Alternative Treatments
Atomoxetine, an SNRI, offers similar efficacy to stimulants but is not classified as a controlled substance. Other alternatives include Bupropion and Clonidine.
Side Effects
Common side effects across these medications may include weight loss, poor appetite, labile mood, tics, insomnia, growth concerns, and palpitations.
Tourette Disorder
Definition
Tourette Disorder is characterized by the presence of motor or vocal tics occurring multiple times a day, with onset before age 18 and lasting for at least one year. It is often familial and comorbid with OCD; exacerbations can occur during stress, fatigue, or illness.
Treatment Approaches
Treatment approaches include psychological support for both the patient and family, and potential pharmacological interventions such as second-generation antipsychotics (e.g., Risperidone, Ziprasidone) or low-dose Clonidine/Guanfacine.

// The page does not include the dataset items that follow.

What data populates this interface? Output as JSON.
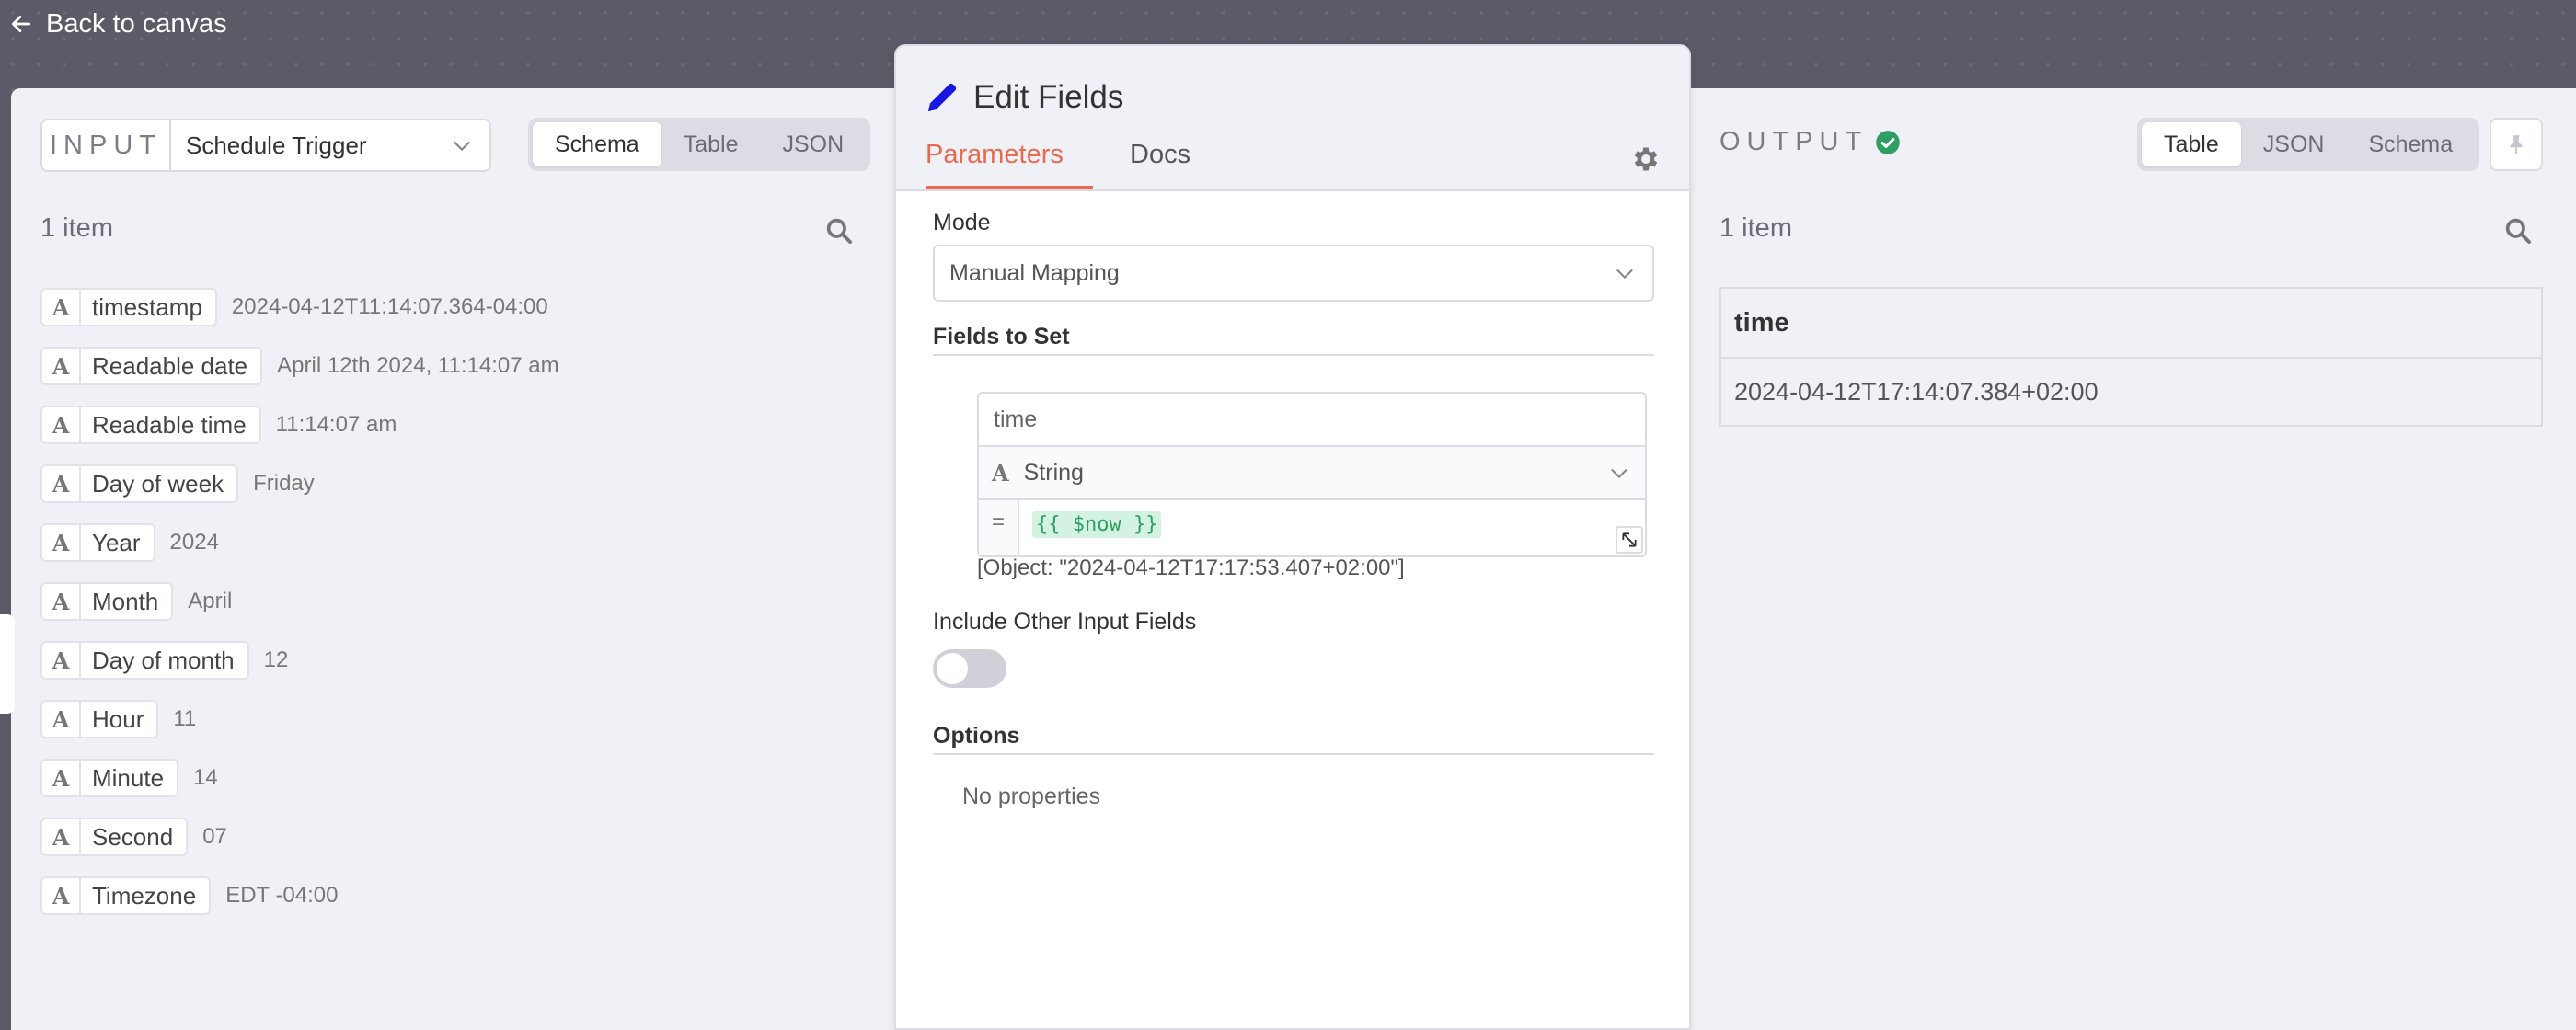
{
  "header": {
    "back_label": "Back to canvas"
  },
  "input": {
    "label": "INPUT",
    "source_node": "Schedule Trigger",
    "views": [
      "Schema",
      "Table",
      "JSON"
    ],
    "active_view": "Schema",
    "item_count": "1 item",
    "fields": [
      {
        "type_icon": "A",
        "name": "timestamp",
        "value": "2024-04-12T11:14:07.364-04:00"
      },
      {
        "type_icon": "A",
        "name": "Readable date",
        "value": "April 12th 2024, 11:14:07 am"
      },
      {
        "type_icon": "A",
        "name": "Readable time",
        "value": "11:14:07 am"
      },
      {
        "type_icon": "A",
        "name": "Day of week",
        "value": "Friday"
      },
      {
        "type_icon": "A",
        "name": "Year",
        "value": "2024"
      },
      {
        "type_icon": "A",
        "name": "Month",
        "value": "April"
      },
      {
        "type_icon": "A",
        "name": "Day of month",
        "value": "12"
      },
      {
        "type_icon": "A",
        "name": "Hour",
        "value": "11"
      },
      {
        "type_icon": "A",
        "name": "Minute",
        "value": "14"
      },
      {
        "type_icon": "A",
        "name": "Second",
        "value": "07"
      },
      {
        "type_icon": "A",
        "name": "Timezone",
        "value": "EDT -04:00"
      }
    ]
  },
  "node": {
    "title": "Edit Fields",
    "tabs": {
      "parameters": "Parameters",
      "docs": "Docs"
    },
    "mode_label": "Mode",
    "mode_value": "Manual Mapping",
    "fields_to_set_label": "Fields to Set",
    "assignment": {
      "name": "time",
      "type_icon": "A",
      "type": "String",
      "eq": "=",
      "expression": "{{ $now }}",
      "result": "[Object: \"2024-04-12T17:17:53.407+02:00\"]"
    },
    "include_other_label": "Include Other Input Fields",
    "include_other_enabled": false,
    "options_label": "Options",
    "no_properties": "No properties"
  },
  "output": {
    "label": "OUTPUT",
    "status": "success",
    "views": [
      "Table",
      "JSON",
      "Schema"
    ],
    "active_view": "Table",
    "item_count": "1 item",
    "columns": [
      "time"
    ],
    "rows": [
      [
        "2024-04-12T17:14:07.384+02:00"
      ]
    ]
  },
  "colors": {
    "accent": "#e96a50",
    "success": "#2f9e62",
    "canvas": "#5b5a66",
    "pencil": "#1a18e0"
  }
}
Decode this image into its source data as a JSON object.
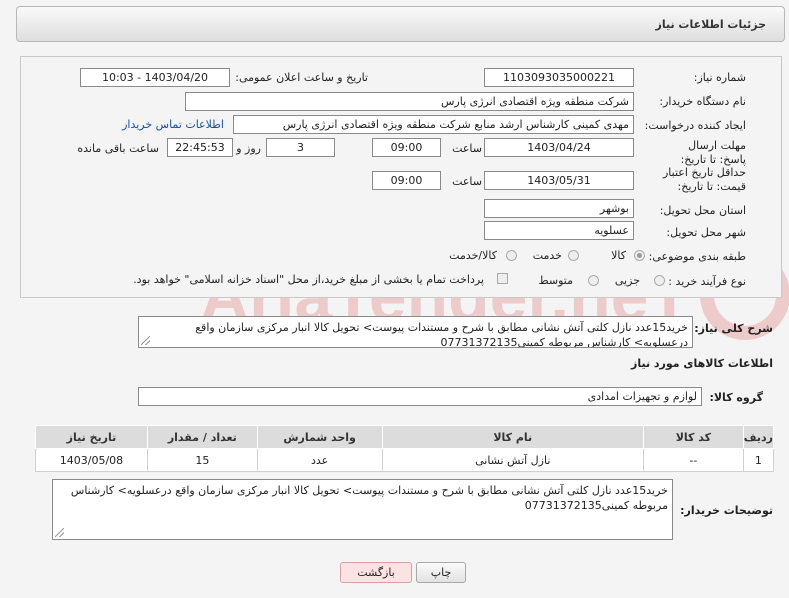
{
  "header": {
    "title": "جزئیات اطلاعات نیاز"
  },
  "form": {
    "need_number_label": "شماره نیاز:",
    "need_number": "1103093035000221",
    "announce_label": "تاریخ و ساعت اعلان عمومی:",
    "announce_value": "1403/04/20 - 10:03",
    "buyer_org_label": "نام دستگاه خریدار:",
    "buyer_org": "شرکت منطقه ویژه اقتصادی انرژی پارس",
    "requester_label": "ایجاد کننده درخواست:",
    "requester": "مهدی کمینی کارشناس ارشد منابع شرکت منطقه ویژه اقتصادی انرژی پارس",
    "contact_link": "اطلاعات تماس خریدار",
    "deadline_label": "مهلت ارسال پاسخ: تا تاریخ:",
    "deadline_date": "1403/04/24",
    "time_label": "ساعت",
    "deadline_time": "09:00",
    "days_count": "3",
    "days_label": "روز و",
    "remaining_time": "22:45:53",
    "remaining_label": "ساعت باقی مانده",
    "validity_label": "حداقل تاریخ اعتبار قیمت: تا تاریخ:",
    "validity_date": "1403/05/31",
    "validity_time": "09:00",
    "province_label": "استان محل تحویل:",
    "province": "بوشهر",
    "city_label": "شهر محل تحویل:",
    "city": "عسلویه",
    "category_label": "طبقه بندی موضوعی:",
    "category_options": [
      "کالا",
      "خدمت",
      "کالا/خدمت"
    ],
    "process_label": "نوع فرآیند خرید :",
    "process_options": [
      "جزیی",
      "متوسط"
    ],
    "payment_note": "پرداخت تمام یا بخشی از مبلغ خرید،از محل \"اسناد خزانه اسلامی\" خواهد بود."
  },
  "description": {
    "label": "شرح کلی نیاز:",
    "text": "خرید15عدد نازل کلتی آتش نشانی  مطابق با شرح  و مستندات پیوست> تحویل کالا انبار مرکزی سازمان  واقع درعسلویه> کارشناس مربوطه کمینی07731372135"
  },
  "goods": {
    "section_title": "اطلاعات کالاهای مورد نیاز",
    "group_label": "گروه کالا:",
    "group_value": "لوازم و تجهیزات امدادی",
    "columns": [
      "ردیف",
      "کد کالا",
      "نام کالا",
      "واحد شمارش",
      "تعداد / مقدار",
      "تاریخ نیاز"
    ],
    "rows": [
      {
        "index": "1",
        "code": "--",
        "name": "نازل آتش نشانی",
        "unit": "عدد",
        "qty": "15",
        "date": "1403/05/08"
      }
    ]
  },
  "buyer_notes": {
    "label": "توضیحات خریدار:",
    "text": "خرید15عدد نازل کلتی آتش نشانی  مطابق با شرح  و مستندات پیوست> تحویل کالا انبار مرکزی سازمان  واقع درعسلویه> کارشناس مربوطه کمینی07731372135"
  },
  "buttons": {
    "print": "چاپ",
    "back": "بازگشت"
  },
  "watermark": {
    "text": "AriaTender.neT"
  }
}
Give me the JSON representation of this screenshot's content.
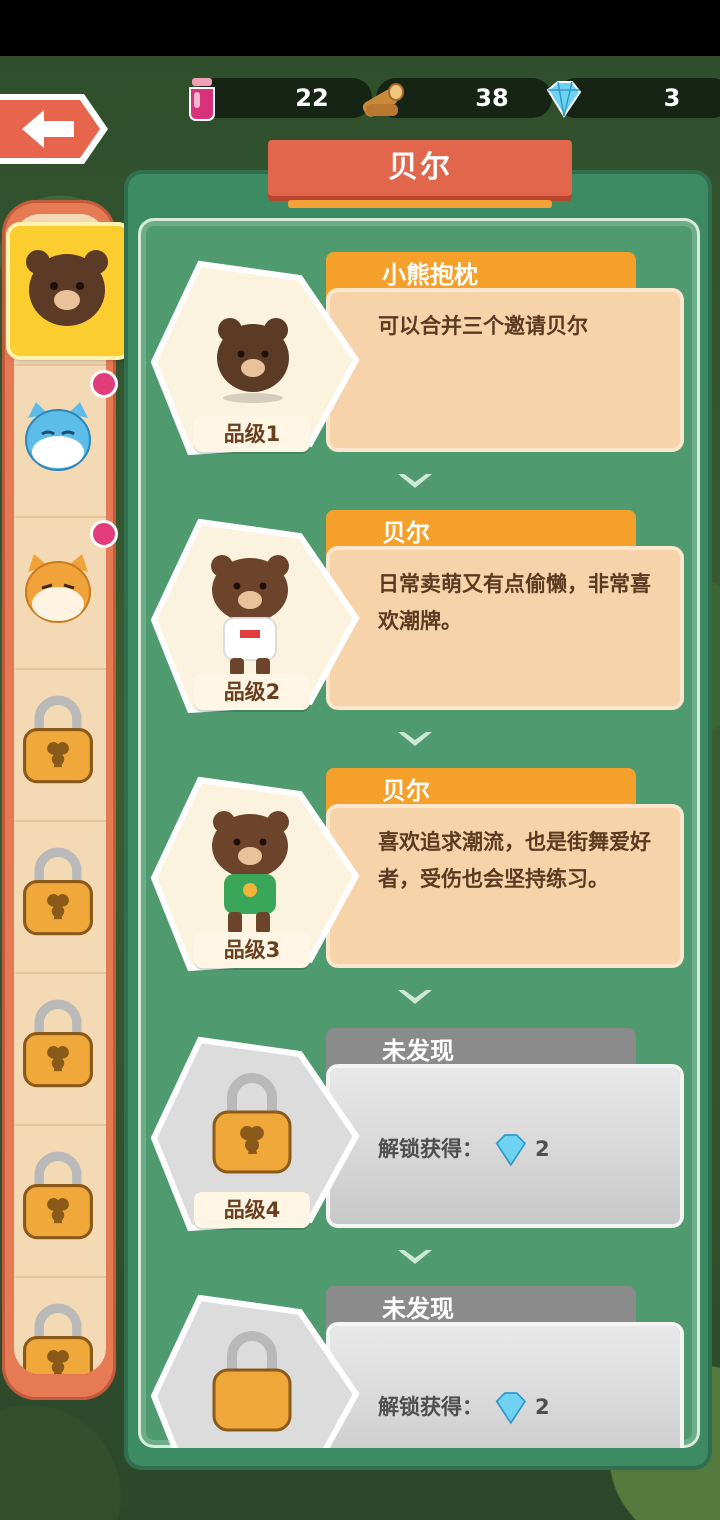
{
  "resources": [
    {
      "name": "potion",
      "value": "22"
    },
    {
      "name": "wood",
      "value": "38"
    },
    {
      "name": "gem",
      "value": "3"
    }
  ],
  "title": "贝尔",
  "cards": [
    {
      "tag": "小熊抱枕",
      "desc": "可以合并三个邀请贝尔",
      "grade": "品级1",
      "locked": false
    },
    {
      "tag": "贝尔",
      "desc": "日常卖萌又有点偷懒，非常喜欢潮牌。",
      "grade": "品级2",
      "locked": false
    },
    {
      "tag": "贝尔",
      "desc": "喜欢追求潮流，也是街舞爱好者，受伤也会坚持练习。",
      "grade": "品级3",
      "locked": false
    },
    {
      "tag": "未发现",
      "unlock_label": "解锁获得：",
      "unlock_amount": "2",
      "grade": "品级4",
      "locked": true
    },
    {
      "tag": "未发现",
      "unlock_label": "解锁获得：",
      "unlock_amount": "2",
      "locked": true
    }
  ],
  "side_list": [
    "bear-head-icon",
    "blue-cat-icon",
    "shiba-dog-icon",
    "padlock-icon",
    "padlock-icon",
    "padlock-icon",
    "padlock-icon",
    "padlock-icon"
  ],
  "colors": {
    "panel": "#3c8b63",
    "tag": "#f4a02a",
    "banner": "#e2664c",
    "desc_bg": "#f6d3a9"
  }
}
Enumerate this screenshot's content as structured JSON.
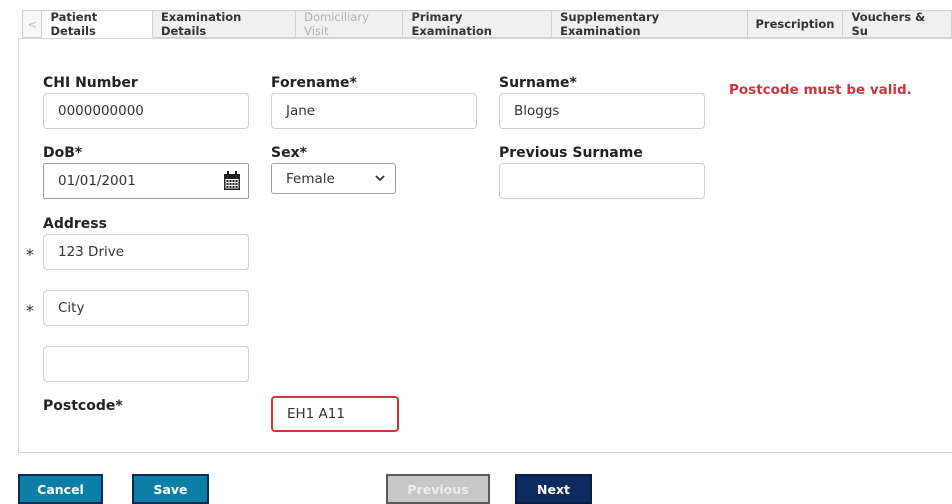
{
  "tabs": {
    "scroll_left": "<",
    "items": [
      {
        "label": "Patient Details"
      },
      {
        "label": "Examination Details"
      },
      {
        "label": "Domiciliary Visit"
      },
      {
        "label": "Primary Examination"
      },
      {
        "label": "Supplementary Examination"
      },
      {
        "label": "Prescription"
      },
      {
        "label": "Vouchers & Su"
      }
    ]
  },
  "form": {
    "chi": {
      "label": "CHI Number",
      "value": "0000000000"
    },
    "forename": {
      "label": "Forename*",
      "value": "Jane"
    },
    "surname": {
      "label": "Surname*",
      "value": "Bloggs"
    },
    "error": "Postcode must be valid.",
    "dob": {
      "label": "DoB*",
      "value": "01/01/2001",
      "icon": "calendar-icon"
    },
    "sex": {
      "label": "Sex*",
      "value": "Female",
      "icon": "chevron-down-icon"
    },
    "previous_surname": {
      "label": "Previous Surname",
      "value": ""
    },
    "address": {
      "label": "Address",
      "required_marker": "*",
      "line1": "123 Drive",
      "line2": "City",
      "line3": ""
    },
    "postcode": {
      "label": "Postcode*",
      "value": "EH1 A11"
    }
  },
  "buttons": {
    "cancel": "Cancel",
    "save": "Save",
    "previous": "Previous",
    "next": "Next"
  },
  "colors": {
    "error": "#d0343a",
    "primary_button": "#0d7fa6",
    "next_button": "#0e2a5e",
    "disabled_button": "#c7c7c7"
  }
}
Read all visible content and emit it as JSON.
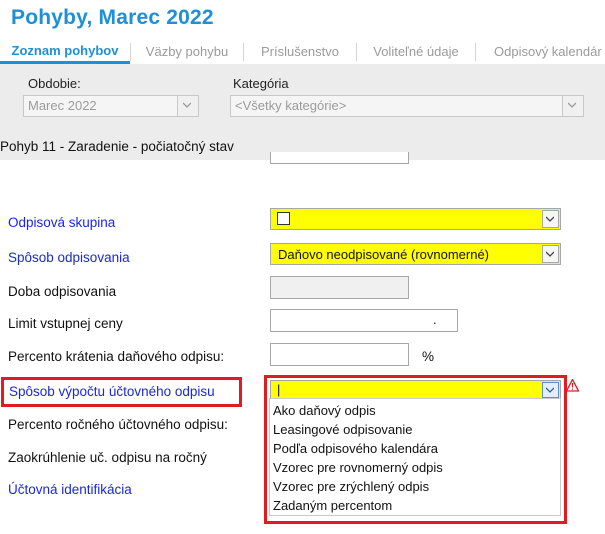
{
  "header": {
    "title": "Pohyby, Marec 2022"
  },
  "tabs": [
    {
      "label": "Zoznam pohybov",
      "active": true
    },
    {
      "label": "Väzby pohybu"
    },
    {
      "label": "Príslušenstvo"
    },
    {
      "label": "Voliteľné údaje"
    },
    {
      "label": "Odpisový kalendár"
    }
  ],
  "filters": {
    "period_label": "Obdobie:",
    "period_value": "Marec 2022",
    "category_label": "Kategória",
    "category_value": "<Všetky kategórie>"
  },
  "section": {
    "title": "Pohyb 11 - Zaradenie - počiatočný stav"
  },
  "form": {
    "odpisova_skupina": {
      "label": "Odpisová skupina"
    },
    "sposob_odpisovania": {
      "label": "Spôsob odpisovania",
      "value": "Daňovo neodpisované (rovnomerné)"
    },
    "doba_odpisovania": {
      "label": "Doba odpisovania"
    },
    "limit_vstupnej_ceny": {
      "label": "Limit vstupnej ceny",
      "value": "."
    },
    "percento_kratenia": {
      "label": "Percento krátenia daňového odpisu:",
      "unit": "%"
    },
    "sposob_vypoctu": {
      "label": "Spôsob výpočtu účtovného odpisu",
      "value": "|"
    },
    "percento_rocneho": {
      "label": "Percento ročného účtovného odpisu:"
    },
    "zaokruhlenie": {
      "label": "Zaokrúhlenie uč. odpisu na ročný"
    },
    "uctovna_identifikacia": {
      "label": "Účtovná identifikácia"
    }
  },
  "dropdown_options": [
    "Ako daňový odpis",
    "Leasingové odpisovanie",
    "Podľa odpisového kalendára",
    "Vzorec pre rovnomerný odpis",
    "Vzorec pre zrýchlený odpis",
    "Zadaným percentom"
  ],
  "colors": {
    "accent": "#1f8fd6",
    "link_label": "#1a27e0",
    "highlight": "#ffff00",
    "annotation_red": "#e01b23",
    "panel_gray": "#ececec"
  }
}
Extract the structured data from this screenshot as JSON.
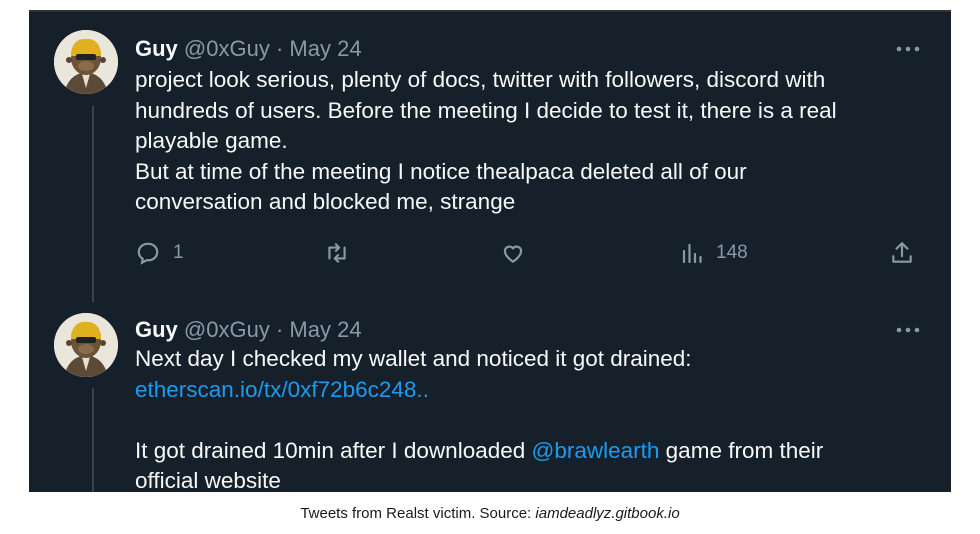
{
  "tweets": [
    {
      "name": "Guy",
      "handle": "@0xGuy",
      "separator": "·",
      "date": "May 24",
      "lines": [
        "project look serious, plenty of docs, twitter with followers, discord with",
        "hundreds of users. Before the meeting I decide to test it, there is a real",
        "playable game.",
        "But at time of the meeting I notice thealpaca deleted all of our",
        "conversation and blocked me, strange"
      ],
      "actions": {
        "reply_count": "1",
        "retweet_count": "",
        "like_count": "",
        "views_count": "148"
      }
    },
    {
      "name": "Guy",
      "handle": "@0xGuy",
      "separator": "·",
      "date": "May 24",
      "line1": "Next day I checked my wallet and noticed it got drained:",
      "link": "etherscan.io/tx/0xf72b6c248..",
      "line3_pre": "It got drained 10min after I downloaded ",
      "mention": "@brawlearth",
      "line3_post": " game from their",
      "line4": "official website"
    }
  ],
  "caption": {
    "text": "Tweets from Realst victim. Source: ",
    "source": "iamdeadlyz.gitbook.io"
  },
  "colors": {
    "background": "#15202b",
    "text": "#f7f9f9",
    "muted": "#8b98a5",
    "link": "#1d9bf0"
  }
}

Autism Spectrum Disorder (ASD)
Historical Context
Originally documented by Leo Kanner in 1943 and Hans Asperger in 1944, the DSM-IV categorized ASD under Pervasive Developmental Disorders (PDD). The DSM-5 reclassified ASD to combine subtypes under a singular disorder, which has led to controversy regarding increased diagnosis rates alongside improved data collection and provider education.
Epidemiology
There is a higher prevalence of ASD in males (1:151 vs. females 1:31), with a significant escalation (289.5%) over the past 12 years in diagnoses reported.
Key Features
Key features of ASD include persistent deficits in social communication and interaction, which manifest as difficulties in social-emotional reciprocity, nonverbal communicative behaviors, and forming relationships. Additionally, individuals exhibit restricted, repetitive patterns of behavior, such as insistence on routines, restricted interests, or sensory sensitivities.
Diagnostic Criteria
Symptoms must manifest before age 3 in at least one of three core areas: social communication impairments, communication difficulties, and restricted interests and repetitive behaviors. A minimum of six symptoms affecting social functioning, communication, and the presence of restricted behaviors are necessary for diagnosis.
Etiology
Potential etiological factors may include ethylmercury exposure, genetic complications, prenatal viral exposure, and mitochondrial dysfunction.
Screening and Evaluation
Diagnosis can be made as early as 14-18 months using the M-CHAT and subsequent follow-up with the STAT tool. Early referral for therapy is critical to avoid developmental delays.
Co-occurring Conditions
Prevalence rates for co-occurring issues within the ASD population include sleep problems (50-80%), gastrointestinal issues (50-80%), anxiety disorders (\sim22-84%), ADHD (\sim30-50%), and self-injurious behaviors, which are a significant concern.
Prognosis and Treatment
Early intervention significantly enhances outcomes; while the lifetime cost of care may range from $$1.2-$2.4 million, correct interventions can reduce these lifetime costs. Treatment methods typically involve speech/language therapy, occupational/behavioral therapy, and sometimes medications to manage aggression or maladaptive behaviors.
Red Flags for Referral
Red flags prompting referral include a lack of babbling or pointing by 12 months, no single words by 16 months, failure to form two-word phrases by 24 months, or any regression in language or social skills at any age.
Conclusion
Clinicians should perform thorough developmental histories and address concerns regarding social interactions, communication, and behavioral issues for proper identification of ASD.